Frederick T. Anderson’s artwork plays a prominent role in the virtual display, which also features essays and historic photos and letters. A partnership between the Center for Arkansas History and Culture and The Arts & Science Center for Southeast Arkansas led to the creation of the exhibit.

Preview of virtual exhibit on the Rohwer Relocation Center cemetery restoration
Preview of virtual exhibit on the Rohwer Relocation Center cemetery restoration

Rohwer restored: Documenting the restoration of the cemetery at Rohwer Relocation Center”

In the summer of 1942, Arkansas started housing Japanese-Americans forced to move from their West Coast homes during World War II.

Months after the Dec. 7, 1941, attack on Pearl Harbor, amid fears that people of Japanese heritage might assist Japan in the war, Franklin D. Roosevelt signed Executive Order 9066, which authorized the secretary of war to institute military zones on the West Coast and to ban certain groups, including Japanese-Americans, from those areas.

Many were displaced from their homes and taken to camps, mostly west of the Rocky Mountains, with two exceptions in Arkansas.

Officials chose the Arkansas sites, in part, because they were isolated but had access to railroads.

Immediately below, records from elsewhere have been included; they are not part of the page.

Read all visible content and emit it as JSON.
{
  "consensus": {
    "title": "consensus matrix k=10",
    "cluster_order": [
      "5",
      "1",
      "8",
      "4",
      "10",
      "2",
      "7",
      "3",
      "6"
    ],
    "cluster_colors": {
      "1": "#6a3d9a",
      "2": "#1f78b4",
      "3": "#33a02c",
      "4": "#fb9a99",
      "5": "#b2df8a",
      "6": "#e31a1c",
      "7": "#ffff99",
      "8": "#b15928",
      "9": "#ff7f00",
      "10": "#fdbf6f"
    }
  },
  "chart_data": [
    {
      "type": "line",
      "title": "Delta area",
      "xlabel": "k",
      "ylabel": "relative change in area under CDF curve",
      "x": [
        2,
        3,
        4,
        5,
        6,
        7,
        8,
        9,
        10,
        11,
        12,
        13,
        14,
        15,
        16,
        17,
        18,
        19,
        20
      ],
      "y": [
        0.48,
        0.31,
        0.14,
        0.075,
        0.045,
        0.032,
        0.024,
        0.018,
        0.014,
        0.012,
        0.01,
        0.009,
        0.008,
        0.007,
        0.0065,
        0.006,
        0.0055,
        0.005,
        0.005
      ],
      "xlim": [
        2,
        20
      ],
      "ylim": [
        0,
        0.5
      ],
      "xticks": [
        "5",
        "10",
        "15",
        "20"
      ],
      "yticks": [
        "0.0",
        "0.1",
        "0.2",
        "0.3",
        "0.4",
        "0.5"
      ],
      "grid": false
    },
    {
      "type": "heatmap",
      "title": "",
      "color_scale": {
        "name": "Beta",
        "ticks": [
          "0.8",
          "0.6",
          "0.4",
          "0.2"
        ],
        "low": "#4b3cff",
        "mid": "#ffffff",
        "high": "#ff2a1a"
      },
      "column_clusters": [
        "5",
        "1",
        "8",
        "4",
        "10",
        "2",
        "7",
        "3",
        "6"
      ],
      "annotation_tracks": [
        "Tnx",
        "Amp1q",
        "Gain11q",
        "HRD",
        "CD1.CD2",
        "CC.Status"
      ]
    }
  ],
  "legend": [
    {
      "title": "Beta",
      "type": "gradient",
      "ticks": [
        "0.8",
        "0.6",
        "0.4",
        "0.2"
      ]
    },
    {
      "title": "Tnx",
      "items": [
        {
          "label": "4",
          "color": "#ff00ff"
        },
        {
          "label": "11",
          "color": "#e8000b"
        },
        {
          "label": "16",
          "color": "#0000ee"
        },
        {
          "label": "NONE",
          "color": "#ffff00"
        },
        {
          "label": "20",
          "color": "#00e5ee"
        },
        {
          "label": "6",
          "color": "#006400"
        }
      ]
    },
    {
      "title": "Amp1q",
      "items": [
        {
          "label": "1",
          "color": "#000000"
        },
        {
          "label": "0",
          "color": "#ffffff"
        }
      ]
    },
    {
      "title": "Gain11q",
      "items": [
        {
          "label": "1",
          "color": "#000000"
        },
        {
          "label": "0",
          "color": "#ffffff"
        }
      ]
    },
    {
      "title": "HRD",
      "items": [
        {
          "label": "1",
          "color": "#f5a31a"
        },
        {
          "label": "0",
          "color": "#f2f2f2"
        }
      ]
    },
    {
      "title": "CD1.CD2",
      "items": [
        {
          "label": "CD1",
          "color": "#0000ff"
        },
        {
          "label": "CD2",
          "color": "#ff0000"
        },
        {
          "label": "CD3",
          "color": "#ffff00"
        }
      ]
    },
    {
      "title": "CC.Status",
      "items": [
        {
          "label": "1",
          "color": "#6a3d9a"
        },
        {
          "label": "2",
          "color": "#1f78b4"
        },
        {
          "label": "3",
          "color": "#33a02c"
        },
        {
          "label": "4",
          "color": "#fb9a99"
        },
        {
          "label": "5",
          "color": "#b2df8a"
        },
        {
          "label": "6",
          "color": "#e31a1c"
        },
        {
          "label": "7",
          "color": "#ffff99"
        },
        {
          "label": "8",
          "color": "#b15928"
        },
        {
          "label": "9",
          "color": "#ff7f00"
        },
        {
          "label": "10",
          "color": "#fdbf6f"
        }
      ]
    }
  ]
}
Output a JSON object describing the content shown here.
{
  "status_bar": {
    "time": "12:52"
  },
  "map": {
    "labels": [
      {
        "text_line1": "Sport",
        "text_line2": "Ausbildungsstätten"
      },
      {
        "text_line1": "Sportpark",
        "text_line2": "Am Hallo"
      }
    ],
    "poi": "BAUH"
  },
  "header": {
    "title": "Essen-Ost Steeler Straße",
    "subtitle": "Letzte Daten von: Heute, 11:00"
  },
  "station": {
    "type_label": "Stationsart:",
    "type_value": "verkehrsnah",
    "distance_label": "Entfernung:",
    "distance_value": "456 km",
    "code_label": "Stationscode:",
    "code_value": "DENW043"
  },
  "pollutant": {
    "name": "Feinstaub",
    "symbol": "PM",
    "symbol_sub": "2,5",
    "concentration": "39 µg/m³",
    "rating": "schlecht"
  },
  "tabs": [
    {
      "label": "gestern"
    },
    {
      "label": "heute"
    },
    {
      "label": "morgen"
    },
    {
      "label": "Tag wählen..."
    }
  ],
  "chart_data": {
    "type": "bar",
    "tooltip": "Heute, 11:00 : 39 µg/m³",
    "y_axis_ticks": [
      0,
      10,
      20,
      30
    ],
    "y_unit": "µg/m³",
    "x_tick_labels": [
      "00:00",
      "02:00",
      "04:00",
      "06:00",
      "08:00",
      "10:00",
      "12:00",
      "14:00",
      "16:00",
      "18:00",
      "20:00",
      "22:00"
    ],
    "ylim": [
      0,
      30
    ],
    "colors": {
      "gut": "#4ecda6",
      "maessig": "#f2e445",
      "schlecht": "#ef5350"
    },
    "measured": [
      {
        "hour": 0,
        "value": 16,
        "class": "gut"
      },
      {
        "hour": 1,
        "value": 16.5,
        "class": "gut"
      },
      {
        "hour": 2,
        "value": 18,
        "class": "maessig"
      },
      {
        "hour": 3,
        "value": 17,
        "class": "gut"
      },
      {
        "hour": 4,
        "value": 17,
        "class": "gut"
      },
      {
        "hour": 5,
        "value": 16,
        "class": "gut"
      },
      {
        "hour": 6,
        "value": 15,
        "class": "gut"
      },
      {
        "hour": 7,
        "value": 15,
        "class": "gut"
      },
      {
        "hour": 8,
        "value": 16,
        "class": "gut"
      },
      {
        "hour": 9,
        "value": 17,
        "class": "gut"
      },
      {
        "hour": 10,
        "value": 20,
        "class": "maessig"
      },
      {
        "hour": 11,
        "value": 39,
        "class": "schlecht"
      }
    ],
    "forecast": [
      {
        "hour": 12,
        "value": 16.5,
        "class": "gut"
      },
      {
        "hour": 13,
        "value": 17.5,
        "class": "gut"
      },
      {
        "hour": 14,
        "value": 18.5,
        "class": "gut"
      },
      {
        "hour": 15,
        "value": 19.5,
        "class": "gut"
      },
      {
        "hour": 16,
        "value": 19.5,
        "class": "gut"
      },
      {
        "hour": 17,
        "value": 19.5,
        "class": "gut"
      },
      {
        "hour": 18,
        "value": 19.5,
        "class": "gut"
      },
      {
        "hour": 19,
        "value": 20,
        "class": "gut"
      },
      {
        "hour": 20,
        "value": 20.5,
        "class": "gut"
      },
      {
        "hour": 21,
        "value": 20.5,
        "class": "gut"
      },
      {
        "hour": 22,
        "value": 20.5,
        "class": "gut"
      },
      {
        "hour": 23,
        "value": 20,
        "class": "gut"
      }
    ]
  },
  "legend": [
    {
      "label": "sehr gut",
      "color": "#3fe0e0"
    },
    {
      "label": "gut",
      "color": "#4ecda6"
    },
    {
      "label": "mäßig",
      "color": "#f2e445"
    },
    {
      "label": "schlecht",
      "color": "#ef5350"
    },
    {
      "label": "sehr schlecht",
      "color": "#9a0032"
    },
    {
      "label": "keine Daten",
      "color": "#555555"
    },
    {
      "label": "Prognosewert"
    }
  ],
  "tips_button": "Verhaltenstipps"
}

The Arkansas centers were named after nearby communities Jerome and Rohwer.

The Rohwer site was one of three relocation centers in the country with cemeteries, and its cemetery was “the largest and most inventive.”

Through the virtual exhibit, the Center for Arkansas History and Culture will document  a National Park Service-funded project to restore the headstones, flower holders, paths and monuments at the Rohwer Japanese American Relocation Center Cemetery.

To date, the monuments have been restored, and restoration work will now proceed to the headstones.

The virtual exhibit will be expanded as work is completed to provide more detail on the restoration and background on the cemetery and the lives of those buried there.

UALR’s Center for Arkansas History and Culture, located in the Arkansas Studies Institute, 401 President Clinton Ave., makes available an array of research resources, including papers of Arkansas Govs. Carl Bailey, Winthrop Rockefeller, Dale Bumpers, Frank White, and Jim Guy Tucker.